Musics ability to create subtle yet powerful emotional experiences in movies has always intrigued me. It is probably my favorite part of filmmaking in general. So when we touched on the concept of melodrama in [Week 5], a million thoughts came to my mind.
Melodrama is derived from the Greek words meaning music and drama. In other words, musical emotion. What a powerful tool. We have seen it used in films every possible way to convey every possible emotion. But what are the extremes? Can they be stretched? Is there a limit on how music is used to aid visual communication?
When we started talking about Music and Drama in class, my first thought was Fantasia. Here is a film that uses nothing but music to convey emotion. It takes you on a roller-coaster of emotion using otherwise non-sensical cartoons.
Somehow, a powerful score lets audiences accept that there are brooms walking around like poorly programmed robots flooding a room with buckets of water. Mickey Mouse is pointing at stars and they are magically lighting up before his eyes. Not only does music turn this weird cartoon into a gripping narrative, but it also creates a dramatic experience like nothing before it. Music and film come together so seamlessly, audiences are completely absorbed into the experience and you can’t focus on just one or the other.
This is melodrama on an extreme level, where the film built around the soundtrack.

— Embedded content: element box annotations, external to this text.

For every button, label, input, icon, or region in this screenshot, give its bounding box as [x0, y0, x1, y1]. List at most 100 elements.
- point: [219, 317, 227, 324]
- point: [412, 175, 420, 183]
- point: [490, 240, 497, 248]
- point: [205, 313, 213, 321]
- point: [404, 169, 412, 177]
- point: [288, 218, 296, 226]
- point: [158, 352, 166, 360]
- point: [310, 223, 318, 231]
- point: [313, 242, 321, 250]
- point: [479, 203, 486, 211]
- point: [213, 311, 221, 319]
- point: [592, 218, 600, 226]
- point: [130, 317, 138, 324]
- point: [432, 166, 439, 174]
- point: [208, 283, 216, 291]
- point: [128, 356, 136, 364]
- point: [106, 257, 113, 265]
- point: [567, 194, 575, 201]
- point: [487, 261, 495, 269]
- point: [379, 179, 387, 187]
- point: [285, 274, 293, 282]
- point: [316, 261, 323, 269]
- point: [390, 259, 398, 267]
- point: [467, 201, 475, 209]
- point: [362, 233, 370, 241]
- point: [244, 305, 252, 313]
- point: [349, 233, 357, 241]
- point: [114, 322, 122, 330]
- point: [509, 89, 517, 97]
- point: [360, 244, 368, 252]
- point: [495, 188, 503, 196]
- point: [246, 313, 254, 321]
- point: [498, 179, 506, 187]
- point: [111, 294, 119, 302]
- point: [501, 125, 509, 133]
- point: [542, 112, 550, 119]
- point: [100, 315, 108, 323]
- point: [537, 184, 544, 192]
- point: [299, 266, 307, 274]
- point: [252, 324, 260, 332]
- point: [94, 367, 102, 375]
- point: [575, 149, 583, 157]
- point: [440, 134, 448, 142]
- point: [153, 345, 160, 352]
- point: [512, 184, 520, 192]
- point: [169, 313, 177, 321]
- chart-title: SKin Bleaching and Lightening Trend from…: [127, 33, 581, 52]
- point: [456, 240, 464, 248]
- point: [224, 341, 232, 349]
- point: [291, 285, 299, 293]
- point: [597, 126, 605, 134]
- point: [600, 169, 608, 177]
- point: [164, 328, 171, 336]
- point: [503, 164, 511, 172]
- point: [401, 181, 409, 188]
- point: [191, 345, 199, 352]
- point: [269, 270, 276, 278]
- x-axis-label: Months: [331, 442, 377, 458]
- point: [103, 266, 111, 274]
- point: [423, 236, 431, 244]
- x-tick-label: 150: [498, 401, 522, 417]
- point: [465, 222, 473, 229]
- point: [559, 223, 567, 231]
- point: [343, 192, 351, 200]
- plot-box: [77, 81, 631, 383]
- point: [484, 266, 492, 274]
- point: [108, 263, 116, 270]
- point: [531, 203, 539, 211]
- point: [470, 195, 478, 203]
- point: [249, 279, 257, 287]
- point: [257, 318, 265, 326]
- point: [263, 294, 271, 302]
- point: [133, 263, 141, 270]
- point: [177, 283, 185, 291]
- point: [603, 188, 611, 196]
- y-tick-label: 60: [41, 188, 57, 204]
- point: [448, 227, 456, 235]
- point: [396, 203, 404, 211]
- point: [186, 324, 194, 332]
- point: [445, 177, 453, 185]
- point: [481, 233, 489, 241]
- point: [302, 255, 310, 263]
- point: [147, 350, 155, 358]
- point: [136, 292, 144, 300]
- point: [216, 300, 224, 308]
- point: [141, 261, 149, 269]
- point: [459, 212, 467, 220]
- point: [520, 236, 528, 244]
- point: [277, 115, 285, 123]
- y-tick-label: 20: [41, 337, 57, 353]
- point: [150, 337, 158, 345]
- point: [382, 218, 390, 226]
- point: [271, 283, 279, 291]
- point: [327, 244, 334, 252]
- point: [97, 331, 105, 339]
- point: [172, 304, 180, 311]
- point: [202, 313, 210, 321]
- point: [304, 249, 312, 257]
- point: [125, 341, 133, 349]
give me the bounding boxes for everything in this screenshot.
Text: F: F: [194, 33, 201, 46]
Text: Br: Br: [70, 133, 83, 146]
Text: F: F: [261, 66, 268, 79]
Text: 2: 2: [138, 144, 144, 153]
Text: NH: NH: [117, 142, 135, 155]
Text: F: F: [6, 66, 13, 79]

I can think of many other examples that use musical score to underscore dramatic narratives in such a way that people remember movies because of the soundtrack. Requium For a Dream, for example. Whenever me and my friends bring that movie up in conversation, we always call it “the movie with the Dolby Digital song. Dolby Digital actually picked up the song afterwards for their advertisements because it was such a great song. But the point is that we remember the song in that movie because it took the movie experience to a whole new level. The already dramatic movie was enhanced because of how well the soundtrack worked.
This is another medium of creativity that is just starting to be explored. Just recently, movie scores are being composed by popular bands, such as NIN (Trent Reznor for The Social Network) or Daft Punk (for TRON). I think this trend is going to continue, and as they start using more bands, melodrama possibilities are going to be stretched to yet another milestone.